6. If supply shifts to the left and demand shifts to the right, what can you conclude about
the new equilibrium price and quantity, relative to the old equilibrium?
7. When the price of tennis balls increases, what would you expect to happen to the
supply and demand of tennis rackets?
8. From the information in Problem 3, what would be the excess supply if a price floor is
set at $10? What happens if the price floor is set at $4? In each case, compare consumer
and producer surplus to equilibrium without price floors.
9. If price elasticity of demand for peanuts is 4 (in absolute value) and an increase in
percentage change in quantity demanded is 5 percent, how much does price change?
10. Assume that there is a linear demand curve with vertical intercept at price $10 and
horizontal intercept at quantity 20. What are the price elasticities of demand when price
is $8, $6, $4, and $2?
11. From the information in the previous question, at what price and quantity will total
expenditures be maximized?
12. If two individuals have demand curves represented by P = 10 – Q and P = 20 – 2Q,
what is the total demand? (Notes: Assume that quantity demanded is never negative.
Graphing the total demand may be easier than representing it algebraically.)
13. Assume that picture frames sell for $10 each and that hiring an additional worker
costs $200 per day. Given the production function below, how many workers should be
hired to maximize profits?
Workers per day
0
1
2
3
4
5
6
7
8
Output (picture
frames per day)
0
50
150
220
250
275
290
295
298
14. Assume the same information as in the previous problem. If the only other cost is a
$250 per day rent that has to be paid, how much are daily profits for this firm?
15. Again, use the same information as in Problem 13. Find the FC, VC, AFC, and AVC
for each possible number of employees hired. Determine the MC per picture frame for
each worker hired.
16. Assume that you can run your own business and earn $50,000 per year. If you could
instead be hired by a private company and earn $30 per hour to work at home 40 hours
per week, 50 weeks per year, which would you choose?
17. Given the information in the previous problem, assume instead that you must
commute if you are hired by the private company. Assume that each one-way commute
costs you $60. Which option would you choose?

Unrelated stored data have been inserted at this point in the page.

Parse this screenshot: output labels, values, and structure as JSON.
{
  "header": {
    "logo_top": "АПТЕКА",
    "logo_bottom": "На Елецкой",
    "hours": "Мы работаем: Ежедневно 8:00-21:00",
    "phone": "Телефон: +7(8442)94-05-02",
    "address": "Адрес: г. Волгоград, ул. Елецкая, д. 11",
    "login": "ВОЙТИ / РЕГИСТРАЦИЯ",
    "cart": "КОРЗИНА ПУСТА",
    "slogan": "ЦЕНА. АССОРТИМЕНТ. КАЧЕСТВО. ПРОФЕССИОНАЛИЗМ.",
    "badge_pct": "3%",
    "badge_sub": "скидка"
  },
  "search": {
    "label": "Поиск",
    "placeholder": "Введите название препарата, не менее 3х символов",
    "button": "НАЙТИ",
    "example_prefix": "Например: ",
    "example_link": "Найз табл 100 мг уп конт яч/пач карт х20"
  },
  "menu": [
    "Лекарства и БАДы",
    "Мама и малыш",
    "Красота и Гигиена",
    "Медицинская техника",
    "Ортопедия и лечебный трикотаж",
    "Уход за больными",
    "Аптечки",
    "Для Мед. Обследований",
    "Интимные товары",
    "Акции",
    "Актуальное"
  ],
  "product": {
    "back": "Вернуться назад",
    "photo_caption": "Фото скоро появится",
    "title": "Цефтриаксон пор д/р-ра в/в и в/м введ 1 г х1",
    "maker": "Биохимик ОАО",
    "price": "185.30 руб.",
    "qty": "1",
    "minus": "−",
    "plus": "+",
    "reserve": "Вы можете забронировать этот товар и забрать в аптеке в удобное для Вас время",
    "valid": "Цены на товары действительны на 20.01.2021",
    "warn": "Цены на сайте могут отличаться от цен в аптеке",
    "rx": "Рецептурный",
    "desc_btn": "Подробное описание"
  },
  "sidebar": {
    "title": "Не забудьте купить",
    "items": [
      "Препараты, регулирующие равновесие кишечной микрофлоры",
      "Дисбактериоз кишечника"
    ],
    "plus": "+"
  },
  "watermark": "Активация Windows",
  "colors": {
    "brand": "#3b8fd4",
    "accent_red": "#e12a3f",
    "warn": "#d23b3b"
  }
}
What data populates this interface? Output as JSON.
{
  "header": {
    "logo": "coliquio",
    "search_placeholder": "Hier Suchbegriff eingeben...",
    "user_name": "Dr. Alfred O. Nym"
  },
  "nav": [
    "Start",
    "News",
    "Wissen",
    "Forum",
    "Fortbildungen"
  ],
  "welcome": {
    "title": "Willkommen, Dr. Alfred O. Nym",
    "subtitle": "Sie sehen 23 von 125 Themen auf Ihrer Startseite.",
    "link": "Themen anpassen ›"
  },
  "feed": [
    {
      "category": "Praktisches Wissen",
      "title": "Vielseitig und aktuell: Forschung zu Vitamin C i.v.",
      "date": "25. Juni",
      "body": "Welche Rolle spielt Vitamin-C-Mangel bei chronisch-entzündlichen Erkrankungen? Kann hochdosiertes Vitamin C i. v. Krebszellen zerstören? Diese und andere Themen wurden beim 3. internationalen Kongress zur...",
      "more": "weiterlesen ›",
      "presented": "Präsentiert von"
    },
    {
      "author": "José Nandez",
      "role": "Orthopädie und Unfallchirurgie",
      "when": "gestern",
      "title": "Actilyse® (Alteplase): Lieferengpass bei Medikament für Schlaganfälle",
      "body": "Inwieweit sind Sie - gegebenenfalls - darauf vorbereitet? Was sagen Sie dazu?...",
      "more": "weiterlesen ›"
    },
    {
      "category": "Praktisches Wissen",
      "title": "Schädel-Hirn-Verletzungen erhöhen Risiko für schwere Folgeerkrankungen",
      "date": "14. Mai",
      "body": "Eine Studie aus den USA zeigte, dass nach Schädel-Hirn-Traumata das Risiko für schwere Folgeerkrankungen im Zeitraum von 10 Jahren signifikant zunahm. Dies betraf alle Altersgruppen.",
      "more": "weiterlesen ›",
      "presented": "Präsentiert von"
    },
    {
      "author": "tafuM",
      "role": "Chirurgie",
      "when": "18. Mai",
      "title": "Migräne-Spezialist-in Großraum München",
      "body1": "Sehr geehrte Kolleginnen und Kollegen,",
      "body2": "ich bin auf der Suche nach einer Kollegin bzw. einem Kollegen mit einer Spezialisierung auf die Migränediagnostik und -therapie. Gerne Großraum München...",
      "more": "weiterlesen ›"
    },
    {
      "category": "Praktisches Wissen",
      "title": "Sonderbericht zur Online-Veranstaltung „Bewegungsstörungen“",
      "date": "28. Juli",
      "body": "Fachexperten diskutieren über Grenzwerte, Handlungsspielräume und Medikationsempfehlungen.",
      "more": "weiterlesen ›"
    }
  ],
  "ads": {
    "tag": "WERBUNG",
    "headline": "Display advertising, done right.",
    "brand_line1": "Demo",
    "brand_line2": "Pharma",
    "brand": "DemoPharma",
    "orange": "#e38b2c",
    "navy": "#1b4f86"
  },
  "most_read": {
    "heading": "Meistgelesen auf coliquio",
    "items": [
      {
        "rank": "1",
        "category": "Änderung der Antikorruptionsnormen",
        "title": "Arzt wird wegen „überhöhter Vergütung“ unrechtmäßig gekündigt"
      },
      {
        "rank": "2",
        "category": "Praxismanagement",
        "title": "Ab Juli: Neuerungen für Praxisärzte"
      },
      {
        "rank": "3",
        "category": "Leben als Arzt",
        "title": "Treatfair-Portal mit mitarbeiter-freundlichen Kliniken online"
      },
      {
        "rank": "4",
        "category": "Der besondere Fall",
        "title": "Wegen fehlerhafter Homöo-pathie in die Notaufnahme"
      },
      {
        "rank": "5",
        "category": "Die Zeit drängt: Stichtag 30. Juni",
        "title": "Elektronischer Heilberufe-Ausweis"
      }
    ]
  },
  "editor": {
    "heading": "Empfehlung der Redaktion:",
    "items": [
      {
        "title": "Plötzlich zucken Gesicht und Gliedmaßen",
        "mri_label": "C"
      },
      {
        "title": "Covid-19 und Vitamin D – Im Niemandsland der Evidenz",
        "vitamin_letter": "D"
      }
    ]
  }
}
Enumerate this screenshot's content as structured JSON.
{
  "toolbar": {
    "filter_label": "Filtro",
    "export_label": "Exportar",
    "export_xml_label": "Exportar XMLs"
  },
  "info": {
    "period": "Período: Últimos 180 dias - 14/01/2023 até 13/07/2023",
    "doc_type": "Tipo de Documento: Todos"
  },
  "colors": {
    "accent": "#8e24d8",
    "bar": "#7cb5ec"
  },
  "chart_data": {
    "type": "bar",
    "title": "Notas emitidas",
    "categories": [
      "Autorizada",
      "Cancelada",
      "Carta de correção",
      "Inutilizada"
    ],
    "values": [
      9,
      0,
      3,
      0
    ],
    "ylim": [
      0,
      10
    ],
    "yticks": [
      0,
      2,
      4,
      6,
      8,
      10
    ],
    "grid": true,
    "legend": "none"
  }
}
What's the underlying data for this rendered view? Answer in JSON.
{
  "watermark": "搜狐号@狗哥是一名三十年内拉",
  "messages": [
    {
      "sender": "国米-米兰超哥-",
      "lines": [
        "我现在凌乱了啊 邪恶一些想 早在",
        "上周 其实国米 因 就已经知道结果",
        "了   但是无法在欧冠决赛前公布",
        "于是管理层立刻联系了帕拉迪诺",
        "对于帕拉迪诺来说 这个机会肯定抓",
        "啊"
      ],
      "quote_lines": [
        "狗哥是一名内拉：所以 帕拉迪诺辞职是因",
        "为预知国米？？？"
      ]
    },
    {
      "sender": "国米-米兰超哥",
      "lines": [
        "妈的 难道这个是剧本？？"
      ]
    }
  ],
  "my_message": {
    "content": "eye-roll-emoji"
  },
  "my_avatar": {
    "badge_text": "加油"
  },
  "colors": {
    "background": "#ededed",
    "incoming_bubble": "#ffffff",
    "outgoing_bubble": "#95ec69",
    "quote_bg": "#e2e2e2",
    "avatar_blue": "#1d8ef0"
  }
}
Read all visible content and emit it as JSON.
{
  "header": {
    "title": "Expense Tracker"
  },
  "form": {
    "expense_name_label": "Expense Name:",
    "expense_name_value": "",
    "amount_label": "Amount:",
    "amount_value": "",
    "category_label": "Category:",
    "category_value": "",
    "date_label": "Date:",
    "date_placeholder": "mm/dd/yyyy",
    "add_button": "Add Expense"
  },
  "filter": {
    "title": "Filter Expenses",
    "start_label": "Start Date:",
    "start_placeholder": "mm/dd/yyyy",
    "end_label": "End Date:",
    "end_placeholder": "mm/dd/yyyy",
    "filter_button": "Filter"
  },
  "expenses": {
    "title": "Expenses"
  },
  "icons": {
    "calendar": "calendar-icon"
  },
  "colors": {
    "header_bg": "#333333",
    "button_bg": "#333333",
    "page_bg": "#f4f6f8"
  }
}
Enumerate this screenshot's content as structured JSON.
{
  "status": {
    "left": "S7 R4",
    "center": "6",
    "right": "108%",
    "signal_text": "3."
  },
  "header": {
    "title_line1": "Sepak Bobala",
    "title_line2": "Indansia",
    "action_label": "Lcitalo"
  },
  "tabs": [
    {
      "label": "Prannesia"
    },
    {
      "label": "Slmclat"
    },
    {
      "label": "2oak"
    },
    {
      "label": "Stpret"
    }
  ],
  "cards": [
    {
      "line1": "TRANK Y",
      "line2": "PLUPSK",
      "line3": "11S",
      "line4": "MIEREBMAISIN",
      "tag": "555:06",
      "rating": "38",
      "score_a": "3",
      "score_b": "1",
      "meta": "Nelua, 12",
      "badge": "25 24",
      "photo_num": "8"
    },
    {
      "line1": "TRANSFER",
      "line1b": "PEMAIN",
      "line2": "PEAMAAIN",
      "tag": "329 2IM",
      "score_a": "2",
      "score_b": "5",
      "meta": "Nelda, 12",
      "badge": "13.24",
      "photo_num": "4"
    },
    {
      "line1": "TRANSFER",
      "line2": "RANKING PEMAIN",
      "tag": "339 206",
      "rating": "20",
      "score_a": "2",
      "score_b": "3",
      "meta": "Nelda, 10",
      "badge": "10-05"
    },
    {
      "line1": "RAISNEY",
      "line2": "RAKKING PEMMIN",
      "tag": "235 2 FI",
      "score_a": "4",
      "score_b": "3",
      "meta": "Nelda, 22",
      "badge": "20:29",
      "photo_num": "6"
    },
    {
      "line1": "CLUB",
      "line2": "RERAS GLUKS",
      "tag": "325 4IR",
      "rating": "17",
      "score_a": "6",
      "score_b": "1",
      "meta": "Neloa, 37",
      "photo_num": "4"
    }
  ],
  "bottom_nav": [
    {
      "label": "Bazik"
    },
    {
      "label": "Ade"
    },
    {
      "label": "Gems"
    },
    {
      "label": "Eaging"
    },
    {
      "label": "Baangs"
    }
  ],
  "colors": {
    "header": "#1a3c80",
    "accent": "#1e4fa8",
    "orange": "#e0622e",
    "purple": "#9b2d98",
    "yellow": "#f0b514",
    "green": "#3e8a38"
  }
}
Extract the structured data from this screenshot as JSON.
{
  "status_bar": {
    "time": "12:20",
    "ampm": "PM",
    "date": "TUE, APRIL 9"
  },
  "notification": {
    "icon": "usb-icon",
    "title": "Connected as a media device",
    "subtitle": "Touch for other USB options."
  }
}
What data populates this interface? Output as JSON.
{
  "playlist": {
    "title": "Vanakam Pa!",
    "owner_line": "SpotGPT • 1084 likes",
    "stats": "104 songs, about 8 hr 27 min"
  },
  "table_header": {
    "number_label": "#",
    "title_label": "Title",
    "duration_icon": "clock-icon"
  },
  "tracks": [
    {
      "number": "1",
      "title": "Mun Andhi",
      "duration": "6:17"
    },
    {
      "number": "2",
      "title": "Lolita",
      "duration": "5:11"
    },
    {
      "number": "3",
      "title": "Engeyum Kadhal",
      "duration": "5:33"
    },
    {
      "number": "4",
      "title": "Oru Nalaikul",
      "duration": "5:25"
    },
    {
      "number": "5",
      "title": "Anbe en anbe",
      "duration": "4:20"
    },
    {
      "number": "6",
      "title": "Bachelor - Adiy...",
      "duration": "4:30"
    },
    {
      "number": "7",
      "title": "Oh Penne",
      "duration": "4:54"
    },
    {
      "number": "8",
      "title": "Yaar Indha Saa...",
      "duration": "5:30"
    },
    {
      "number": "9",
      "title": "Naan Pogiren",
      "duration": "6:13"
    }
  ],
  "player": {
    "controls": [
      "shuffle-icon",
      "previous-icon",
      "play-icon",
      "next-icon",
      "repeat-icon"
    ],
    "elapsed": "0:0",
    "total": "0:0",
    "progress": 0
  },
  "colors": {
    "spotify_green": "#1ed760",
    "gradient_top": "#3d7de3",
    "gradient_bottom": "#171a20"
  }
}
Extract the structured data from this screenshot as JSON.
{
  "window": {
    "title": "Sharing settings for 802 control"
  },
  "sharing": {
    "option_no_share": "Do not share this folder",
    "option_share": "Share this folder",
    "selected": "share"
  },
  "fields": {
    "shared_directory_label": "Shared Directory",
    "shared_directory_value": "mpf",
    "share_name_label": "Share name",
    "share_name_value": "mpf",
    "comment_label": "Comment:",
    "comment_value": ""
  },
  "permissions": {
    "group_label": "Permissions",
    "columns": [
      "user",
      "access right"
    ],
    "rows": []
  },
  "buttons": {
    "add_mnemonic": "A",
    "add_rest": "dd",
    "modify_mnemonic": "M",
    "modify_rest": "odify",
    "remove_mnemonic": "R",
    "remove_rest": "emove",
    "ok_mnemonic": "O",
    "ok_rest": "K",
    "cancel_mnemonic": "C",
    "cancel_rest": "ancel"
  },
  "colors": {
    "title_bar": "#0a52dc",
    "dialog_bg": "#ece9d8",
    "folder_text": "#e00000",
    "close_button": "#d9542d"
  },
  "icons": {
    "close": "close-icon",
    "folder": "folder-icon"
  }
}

18. If you won a contest that pays you $100,000 per year forever, how much is its
present value if the interest rate is always at 10 percent?
19. If each person in an economy has a comparative advantage in producing some good
or service, why is trade beneficial?
20. Assume that Brett can build 3 computers per day or 6 computer printers per day.
Assume also that Shannon can build 9 computers per day or 12 computer printers per
day. Who has absolute advantage in production of each item? Who has comparative
advantage in production of each item?
21. Joe can produce a total of 100 pounds per day of corn, peas, or a combination of the
two. If the world price of corn is $1/pound and the world price of peas is $2/pound, what
should Joe produce when costless trade is possible?
22. Using the information in the previous problem, assume that Joe produces to
maximize his total revenue. If he decides to consume 80 pounds of corn, how much peas
can he consume?
23. Assume the information in Problem 3 without a tax. Determine consumer surplus
and producer surplus if no trade is possible. Do the same for this country if the world
price is $2 and costless trade can occur. How much is imported or exported by this
country?
24. Assume the same as in the previous problem, except a $1 tariff is imposed on all
imports. What are consumer and producer surplus if trade is possible?